STONEWALL STRONG

ADVOCACY

I didn't set out to be an HIV advocate when I began to report on the epidemic while I was working on a master's degree in journalism at Northwestern University in 1986. In fact I still see myself foremost as an author and journalist.


Like so many gay men my age (born 1958), HIV killed virtually my entire circle of close friends and devastated my community in the 1980s and early 1990s, before effective treatment became available beginning in 1996.
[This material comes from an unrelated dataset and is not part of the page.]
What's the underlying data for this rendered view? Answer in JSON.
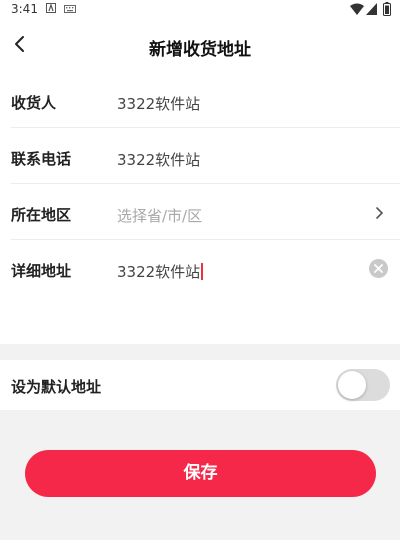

I realized during those dark years that it wouldn't be enough simply to write about HIV. I needed to advocate and educate, too, so I could share what I saw and heard as a reporter with others who could benefit from it.


My 2005 HIV diagnosis ratcheted up my advocacy because now HIV wasn't only something that happened to others. It became part of my own story in an even more personal, powerful way than when I was simply telling other people's stories.


I had to learn how to frame my story in a way that supported my health and well-being. As a professional writer, I already knew the power of words and language in telling a story one way or another. That's why I chose to tell my own story in a way that supports the resilience I need to face my medical challenges and whatever else life brings my way.


I enjoy every opportunity I have to share my story with men and women who can find in my experience and insights the inspiration and practical tools they need to tell their own stories as heroic epics, not tales of woe.